Cour Administrative d'Appel de Nantes

Cour administrative d'appel · Juge des référés · 1 décembre 2025

Vu la procédure suivante :

Procédure contentieuse antérieure :

Mme B... A... a demandé au tribunal administratif de Nantes d’annuler la décision du 25 avril 2025 par laquelle la directrice emploi et développement des compétences du département des ressources humaines de Nantes Métropole a refusé de renouveler son contrat de travail.

Par une ordonnance n° 2511103 du 15 septembre 2025 la présidente de la 8ème chambre du tribunal administratif de Nantes a rejeté sa demande.

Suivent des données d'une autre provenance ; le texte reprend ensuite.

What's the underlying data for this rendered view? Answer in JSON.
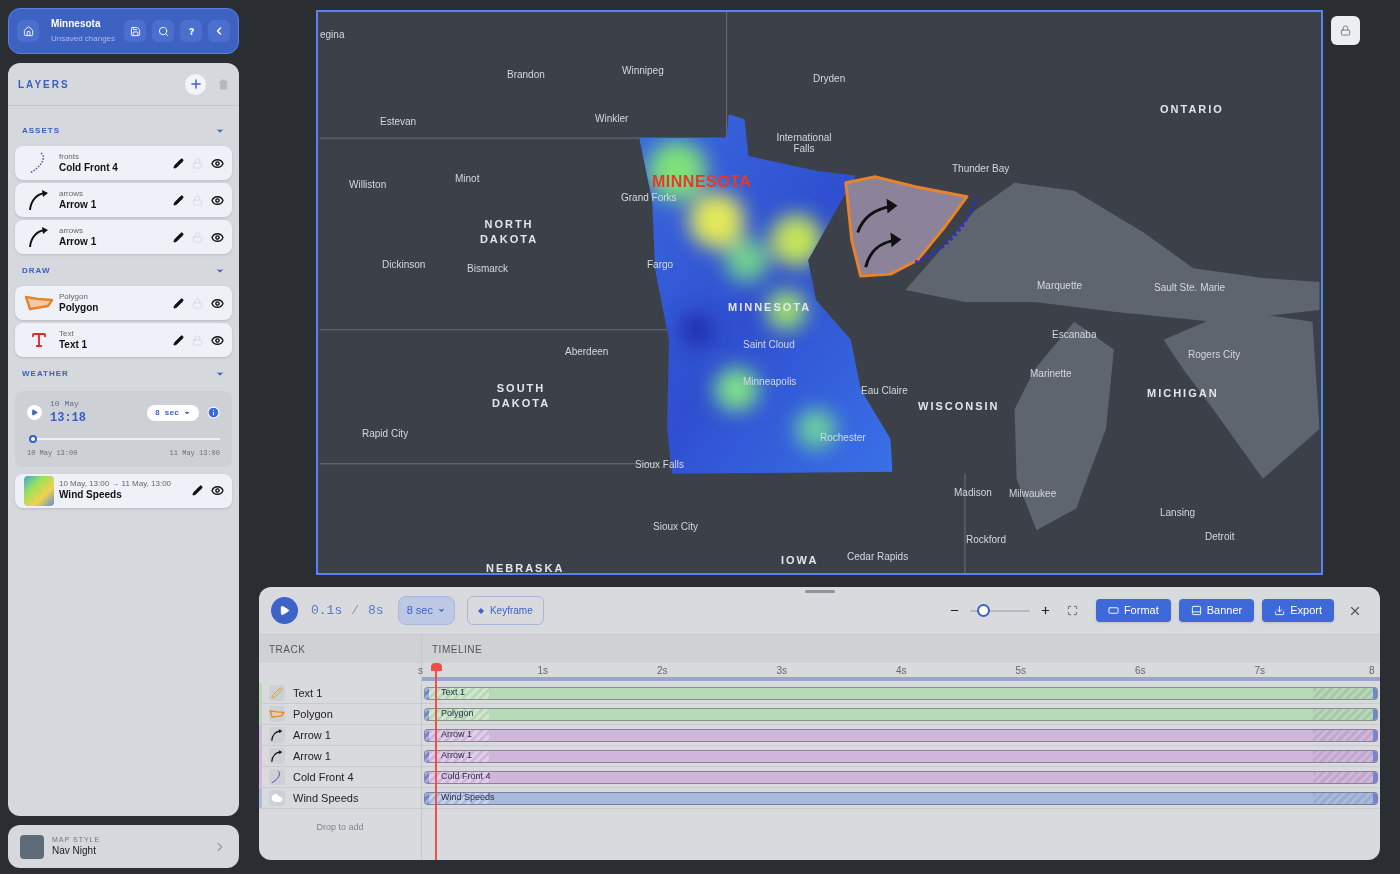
{
  "project": {
    "title": "Minnesota",
    "status": "Unsaved changes"
  },
  "layers": {
    "title": "LAYERS",
    "sections": [
      {
        "title": "ASSETS",
        "expanded": true,
        "items": [
          {
            "kind": "front",
            "category": "fronts",
            "name": "Cold Front 4",
            "locked": false,
            "visible": true
          },
          {
            "kind": "arrow",
            "category": "arrows",
            "name": "Arrow 1",
            "locked": false,
            "visible": true
          },
          {
            "kind": "arrow",
            "category": "arrows",
            "name": "Arrow 1",
            "locked": false,
            "visible": true
          }
        ]
      },
      {
        "title": "DRAW",
        "expanded": true,
        "items": [
          {
            "kind": "polygon",
            "category": "Polygon",
            "name": "Polygon",
            "locked": false,
            "visible": true
          },
          {
            "kind": "text",
            "category": "Text",
            "name": "Text 1",
            "locked": false,
            "visible": true
          }
        ]
      },
      {
        "title": "WEATHER",
        "expanded": true,
        "player": {
          "playing": false,
          "date": "10 May",
          "time": "13:18",
          "duration": "8 sec",
          "level": 0.0125,
          "start": "10 May 13:00",
          "end": "11 May 13:00"
        },
        "items": [
          {
            "kind": "weather",
            "category": "10 May, 13:00 → 11 May, 13:00",
            "name": "Wind Speeds",
            "visible": true
          }
        ]
      }
    ]
  },
  "map_style": {
    "label": "MAP STYLE",
    "name": "Nav Night"
  },
  "map": {
    "overlay_text": "MINNESOTA",
    "labels": [
      {
        "text": "egina",
        "kind": "city"
      },
      {
        "text": "Brandon",
        "kind": "city"
      },
      {
        "text": "Winnipeg",
        "kind": "city"
      },
      {
        "text": "Dryden",
        "kind": "city"
      },
      {
        "text": "ONTARIO",
        "kind": "region"
      },
      {
        "text": "Estevan",
        "kind": "city"
      },
      {
        "text": "Winkler",
        "kind": "city"
      },
      {
        "text": "International Falls",
        "kind": "city"
      },
      {
        "text": "Williston",
        "kind": "city"
      },
      {
        "text": "Minot",
        "kind": "city"
      },
      {
        "text": "Thunder Bay",
        "kind": "city"
      },
      {
        "text": "Grand Forks",
        "kind": "city"
      },
      {
        "text": "NORTH DAKOTA",
        "kind": "region"
      },
      {
        "text": "Dickinson",
        "kind": "city"
      },
      {
        "text": "Bismarck",
        "kind": "city"
      },
      {
        "text": "Fargo",
        "kind": "city"
      },
      {
        "text": "Marquette",
        "kind": "city"
      },
      {
        "text": "Sault Ste. Marie",
        "kind": "city"
      },
      {
        "text": "MINNESOTA",
        "kind": "region"
      },
      {
        "text": "Aberdeen",
        "kind": "city"
      },
      {
        "text": "Saint Cloud",
        "kind": "city"
      },
      {
        "text": "Escanaba",
        "kind": "city"
      },
      {
        "text": "Rogers City",
        "kind": "city"
      },
      {
        "text": "SOUTH DAKOTA",
        "kind": "region"
      },
      {
        "text": "Minneapolis",
        "kind": "city"
      },
      {
        "text": "Eau Claire",
        "kind": "city"
      },
      {
        "text": "WISCONSIN",
        "kind": "region"
      },
      {
        "text": "Marinette",
        "kind": "city"
      },
      {
        "text": "MICHIGAN",
        "kind": "region"
      },
      {
        "text": "Rapid City",
        "kind": "city"
      },
      {
        "text": "Rochester",
        "kind": "city"
      },
      {
        "text": "Sioux Falls",
        "kind": "city"
      },
      {
        "text": "Madison",
        "kind": "city"
      },
      {
        "text": "Milwaukee",
        "kind": "city"
      },
      {
        "text": "Lansing",
        "kind": "city"
      },
      {
        "text": "Sioux City",
        "kind": "city"
      },
      {
        "text": "Rockford",
        "kind": "city"
      },
      {
        "text": "Detroit",
        "kind": "city"
      },
      {
        "text": "NEBRASKA",
        "kind": "region"
      },
      {
        "text": "IOWA",
        "kind": "region"
      },
      {
        "text": "Cedar Rapids",
        "kind": "city"
      }
    ]
  },
  "timeline": {
    "playing": false,
    "current": "0.1s",
    "separator": "/",
    "total": "8s",
    "duration": "8 sec",
    "keyframe": "Keyframe",
    "zoom": {
      "level": 0.15
    },
    "buttons": [
      {
        "kind": "format",
        "label": "Format"
      },
      {
        "kind": "banner",
        "label": "Banner"
      },
      {
        "kind": "export",
        "label": "Export"
      }
    ],
    "columns": [
      "TRACK",
      "TIMELINE"
    ],
    "ticks": [
      "s",
      "1s",
      "2s",
      "3s",
      "4s",
      "5s",
      "6s",
      "7s",
      "8"
    ],
    "playhead": {
      "level": 0.0125
    },
    "tracks": [
      {
        "kind": "text",
        "name": "Text 1",
        "clip_label": "Text 1",
        "color": "#b7d9b8"
      },
      {
        "kind": "polygon",
        "name": "Polygon",
        "clip_label": "Polygon",
        "color": "#b7d9b8"
      },
      {
        "kind": "arrow",
        "name": "Arrow 1",
        "clip_label": "Arrow 1",
        "color": "#cfb6da"
      },
      {
        "kind": "arrow",
        "name": "Arrow 1",
        "clip_label": "Arrow 1",
        "color": "#cfb6da"
      },
      {
        "kind": "front",
        "name": "Cold Front 4",
        "clip_label": "Cold Front 4",
        "color": "#cfb6da"
      },
      {
        "kind": "weather",
        "name": "Wind Speeds",
        "clip_label": "Wind Speeds",
        "color": "#aab9de"
      }
    ],
    "drop_hint": "Drop to add"
  }
}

Procédure devant la cour :

Par une requête, enregistrée le 17 novembre 2025, Mme A... relève appel de cette ordonnance.

Vu les autres pièces du dossier.

Vu le code de justice administrative.

Considérant ce qui suit :

Aux termes de l'article R. 222-1 du code de justice administrative : « (…) les présidents de formation de jugement (…) des cours (…) peuvent, par ordonnance : - 4° Rejeter les requêtes manifestement irrecevables, lorsque la juridiction n’est pas tenue d’inviter leur auteur à les régulariser ou qu'elles n'ont pas été régularisées à l'expiration du délai imparti par une demande en ce sens ; (…) ». En vertu des dispositions combinées de l'article R. 811-7 et de l'article R. 431-2 du même code, les requêtes d’appel introduites devant la cour administrative doivent être présentées à peine d'irrecevabilité, soit par un avocat, soit par un avocat au Conseil d'Etat et à la Cour de cassation, sauf si elles relèvent des matières qui en sont dispensées, énumérées à l’article L. 774-8 du même code. Conformément à l'article R. 751-5 de ce code, la notification du jugement ou de l'ordonnance du tribunal administratif le mentionne. En outre, en application de l'article R. 612-1 la juridiction d'appel peut rejeter la requête « sans demande de régularisation préalable pour les cas d'irrecevabilité tirés de la méconnaissance d'une obligation mentionnée dans la notification de la décision attaquée conformément à l'article R. 751-5. ».

La requête de Mme A... n'est pas au nombre de celles qui sont dispensées du ministère d'avocat. Il ressort des pièces du dossier que Mme A..., qui a reçu notification régulière de l’ordonnance attaquée le 17 septembre 2025, a été informée par la lettre du greffe qui accompagnait cette ordonnance que sa requête d'appel devait être introduite par ministère d'avocat. Mme A... a cependant présenté celle-ci sans recourir à un tel mandataire. Par suite la requête présentée par Mme A..., qui ne justifie pas d’une demande d’aide juridictionnelle, est entachée d’une irrecevabilité manifeste et ne peut qu’être rejetée.

ORDONNE :

Article 1er : La requête de Mme A... est rejetée.

Article 2 : La présente ordonnance sera notifiée à Mme B... A....

Fait à Nantes, le 1er décembre 2025.

Olivier Gaspon

La République mande et ordonne au préfet de la Loire-Atlantique en ce qui le concerne ou à tous commissaires de justice à ce requis en ce qui concerne les voies de droit commun contre les parties privées, de pourvoir à l’exécution de la présente décision.